MILANO «Che meraviglia! Così imponente, solenne, grandioso! E al contempo così delicato, etereo, aggraziato! Un autentico universo di solidità». Così Mark Twain definiva il Duomo di Milano nel 1869 dopo averlo visto per la prima volta. Simbolo storico del capoluogo lombardo il Duomo è una presenza imponente e rassicurante, il centro propulsore e nevralgico della città.
Il fotografo romano Marco Anelli ne ha indagato le prospettive più inedite seguendone il restauro della facciata del 2003. Da questo lavoro, durato sei anni, nasce «All'ombra del Duomo», il volume recentemente pubblicato da Contrasto  che mostra la cattedrale milanese dall'ottica privilegiata delle impalcature dei restauratori.

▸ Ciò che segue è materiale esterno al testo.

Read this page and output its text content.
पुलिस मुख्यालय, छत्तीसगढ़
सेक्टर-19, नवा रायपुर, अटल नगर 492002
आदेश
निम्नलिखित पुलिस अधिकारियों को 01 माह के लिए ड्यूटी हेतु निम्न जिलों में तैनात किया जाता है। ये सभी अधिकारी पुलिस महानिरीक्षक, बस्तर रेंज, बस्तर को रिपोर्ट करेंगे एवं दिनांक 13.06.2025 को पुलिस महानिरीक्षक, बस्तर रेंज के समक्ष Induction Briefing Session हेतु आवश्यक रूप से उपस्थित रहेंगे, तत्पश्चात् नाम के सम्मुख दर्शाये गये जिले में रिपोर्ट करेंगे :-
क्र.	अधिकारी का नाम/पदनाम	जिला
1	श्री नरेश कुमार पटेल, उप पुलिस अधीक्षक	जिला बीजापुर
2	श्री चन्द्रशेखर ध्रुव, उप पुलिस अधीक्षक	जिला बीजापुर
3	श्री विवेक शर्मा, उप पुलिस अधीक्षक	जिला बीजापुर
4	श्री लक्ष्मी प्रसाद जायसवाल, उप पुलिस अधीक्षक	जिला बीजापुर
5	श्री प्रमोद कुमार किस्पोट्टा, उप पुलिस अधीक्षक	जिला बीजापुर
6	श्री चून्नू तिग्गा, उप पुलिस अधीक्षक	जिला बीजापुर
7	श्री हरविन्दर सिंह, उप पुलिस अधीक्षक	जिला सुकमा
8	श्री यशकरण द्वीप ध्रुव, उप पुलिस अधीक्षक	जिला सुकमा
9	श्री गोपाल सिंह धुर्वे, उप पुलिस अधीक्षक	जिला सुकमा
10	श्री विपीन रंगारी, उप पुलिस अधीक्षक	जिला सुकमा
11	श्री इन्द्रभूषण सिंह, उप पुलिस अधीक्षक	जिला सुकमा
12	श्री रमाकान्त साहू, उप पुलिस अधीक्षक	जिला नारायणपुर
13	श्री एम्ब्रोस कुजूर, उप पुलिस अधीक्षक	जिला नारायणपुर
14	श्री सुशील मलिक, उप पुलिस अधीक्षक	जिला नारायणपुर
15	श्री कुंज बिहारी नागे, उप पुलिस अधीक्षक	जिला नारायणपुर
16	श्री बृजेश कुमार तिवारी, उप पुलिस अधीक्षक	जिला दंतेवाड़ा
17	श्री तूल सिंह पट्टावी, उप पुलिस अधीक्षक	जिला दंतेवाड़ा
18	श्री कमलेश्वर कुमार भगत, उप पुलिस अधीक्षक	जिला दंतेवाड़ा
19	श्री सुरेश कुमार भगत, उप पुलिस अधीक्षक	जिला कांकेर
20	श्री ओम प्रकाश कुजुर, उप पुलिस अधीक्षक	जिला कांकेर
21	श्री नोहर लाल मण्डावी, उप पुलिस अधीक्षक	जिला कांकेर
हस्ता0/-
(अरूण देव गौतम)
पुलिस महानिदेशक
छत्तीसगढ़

Con il passare degli anni, delle stagioni e delle diverse condizioni di luce, il bianco e nero di Anelli, complice un raffinato gioco di chiaro scuro, sembra far animare le guglie e i pinnacoli, i doccioni e le statue.
La prospettiva inedita rende così lo spettatore partecipe di uno scenario surreale quanto unico dove l'essere umano, colto col distacco della lontananza, sembra essere l'unica presenza aliena in uno scenario metropolitano che vive di vita propria.
A corredare gli scatti un'interessante antologia di testi di grandi scrittori - da Stendhal a Melville, da Manzoni a Verga, da Gadda a Guareschi, da Hemigway a Nove - tutti ammaliati e folgorati dalla città di Milano e dal suo simbolo per eccellenza.